Сейчас я старательно тру мокрой тканью стену, пытаясь смыть кровавую картину, нарисованную на ней. Мои усилия столь отчаянны, что я то и дело сдираю костяшки пальцев до крови и зло шиплю, потому что моя кровь тоже пачкает белую поверхность, хотя раны и затягиваются моментально.
- Нужно было начинать сверху. - Я резко выпрямляюсь, разворачиваюсь, совсем позабыв, что я в доме не одна. Элайджа неспешно спускается по лестнице, все такой же образец сдержанности и элегантности, как и несколько лет назад в Мистик Фолс. Он не поехал по магазинам, я слышала, как Ребекка говорила, что он просто заказал себе привычные для себя костюмы. Ему ведь легче, он пропустил не так много. Но я прогоняю эти мысли, перевожу взгляд на стену и чертыхаюсь сквозь зубы. На уровне глаз все еще кровавые символы, в то время как стену ниже я уже отмыла. Как я могла быть такой дурой? Я зло макаю ткань в какую-ту миску, чувствуя себя глубоко несчастной. Не так я представляла себе этот день. Я яростно провожу по стене и, конечно же, снова сдираю кожу на запястье об шероховатую поверхность. - Давай-ка я.
- Что? О, нет! - Я испуганно дергаюсь от руки, протянутой Элайджей, недоверчиво посматривая на него. Великий древний в костюме собирается возиться с тряпкой и тазиком? Очень смешно.

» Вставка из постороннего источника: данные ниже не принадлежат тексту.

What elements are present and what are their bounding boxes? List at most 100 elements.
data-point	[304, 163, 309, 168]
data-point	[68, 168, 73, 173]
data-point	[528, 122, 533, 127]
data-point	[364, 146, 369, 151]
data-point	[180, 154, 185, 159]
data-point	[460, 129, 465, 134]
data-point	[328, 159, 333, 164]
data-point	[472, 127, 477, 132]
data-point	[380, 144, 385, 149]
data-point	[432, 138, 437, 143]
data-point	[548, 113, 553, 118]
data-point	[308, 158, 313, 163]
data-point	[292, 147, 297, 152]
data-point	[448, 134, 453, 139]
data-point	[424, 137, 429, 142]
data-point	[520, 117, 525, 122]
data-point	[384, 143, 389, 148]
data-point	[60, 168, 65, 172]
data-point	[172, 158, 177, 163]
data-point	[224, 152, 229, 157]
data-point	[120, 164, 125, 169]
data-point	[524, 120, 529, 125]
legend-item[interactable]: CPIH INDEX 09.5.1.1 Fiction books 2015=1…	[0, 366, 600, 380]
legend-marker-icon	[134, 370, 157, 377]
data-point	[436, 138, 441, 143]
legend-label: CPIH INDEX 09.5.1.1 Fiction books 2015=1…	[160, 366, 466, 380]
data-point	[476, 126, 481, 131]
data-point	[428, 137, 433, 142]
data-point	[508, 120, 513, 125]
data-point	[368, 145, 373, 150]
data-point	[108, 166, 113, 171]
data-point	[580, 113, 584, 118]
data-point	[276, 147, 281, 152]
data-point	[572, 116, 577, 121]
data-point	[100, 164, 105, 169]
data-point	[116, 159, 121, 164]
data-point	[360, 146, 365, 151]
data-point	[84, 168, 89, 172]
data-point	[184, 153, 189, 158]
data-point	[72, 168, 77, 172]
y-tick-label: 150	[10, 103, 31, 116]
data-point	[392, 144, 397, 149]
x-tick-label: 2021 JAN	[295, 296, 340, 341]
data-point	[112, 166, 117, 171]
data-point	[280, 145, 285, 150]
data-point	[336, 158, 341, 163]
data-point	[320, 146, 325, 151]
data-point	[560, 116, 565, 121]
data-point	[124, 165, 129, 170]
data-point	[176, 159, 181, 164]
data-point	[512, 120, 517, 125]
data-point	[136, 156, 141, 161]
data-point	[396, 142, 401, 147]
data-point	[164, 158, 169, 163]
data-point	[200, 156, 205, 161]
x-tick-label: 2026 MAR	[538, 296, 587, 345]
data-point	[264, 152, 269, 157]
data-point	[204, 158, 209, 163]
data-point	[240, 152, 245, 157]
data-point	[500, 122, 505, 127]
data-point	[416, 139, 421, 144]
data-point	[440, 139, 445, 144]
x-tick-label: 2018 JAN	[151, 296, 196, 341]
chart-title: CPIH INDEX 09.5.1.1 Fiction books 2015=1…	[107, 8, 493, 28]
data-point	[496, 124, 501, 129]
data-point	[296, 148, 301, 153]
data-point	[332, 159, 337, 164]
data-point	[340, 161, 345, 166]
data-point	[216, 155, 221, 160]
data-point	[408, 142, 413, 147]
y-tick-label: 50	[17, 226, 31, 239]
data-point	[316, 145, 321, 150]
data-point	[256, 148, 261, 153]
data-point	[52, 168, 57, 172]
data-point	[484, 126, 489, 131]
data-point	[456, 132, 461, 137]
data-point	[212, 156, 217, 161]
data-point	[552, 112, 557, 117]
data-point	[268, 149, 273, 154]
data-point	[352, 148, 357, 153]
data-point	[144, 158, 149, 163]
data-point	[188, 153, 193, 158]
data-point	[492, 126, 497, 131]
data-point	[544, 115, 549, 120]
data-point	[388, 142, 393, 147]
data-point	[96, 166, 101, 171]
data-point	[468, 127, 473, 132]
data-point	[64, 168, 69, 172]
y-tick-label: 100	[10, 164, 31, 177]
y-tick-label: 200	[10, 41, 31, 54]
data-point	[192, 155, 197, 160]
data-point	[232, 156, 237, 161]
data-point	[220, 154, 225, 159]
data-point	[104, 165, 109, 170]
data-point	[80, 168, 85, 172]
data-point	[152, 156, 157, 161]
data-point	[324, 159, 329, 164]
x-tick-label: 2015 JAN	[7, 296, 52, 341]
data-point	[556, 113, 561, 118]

- Я ведь не спрашиваю, Кэролайн. Давай сюда, я доделаю сам. Во-первых, это моя сестра художник-недоучка, во-вторых, ты, уж извини, но ты делаешь все неправильно, а, в-третьих, нет ничего удивительного, что я предлагаю свою помощь. - За время своей тирады Элайджа успел снять пиджак, аккуратно повесить его на спинку единственного уцелевшего стула, закатить рукава белоснежной рубашки и забрать ткань из моих рук. Я только удивленно смотрю, с каким достоинством, как будто это не половая тряпка, а шелковая накидка, твой брат аккуратно складывает ее, медленно проводит по стене, удивительно легко стирая кровь.
- Ммм, спасибо. Может давай я внизу... - Я начинаю суетливо тереть особо яркое пятно просто ладонью, но Элайджа легонько отталкивает мою руку.
- Не нужно. Иди, я закончу сам. - И я послушно разворачиваюсь, уходя из этой гостиной, стараясь стереть из памяти красные кровавые зигзаги на белоснежной стене. Кто бы мог подумать, что такой, казалось бы, пустяк, сможет встать между нами?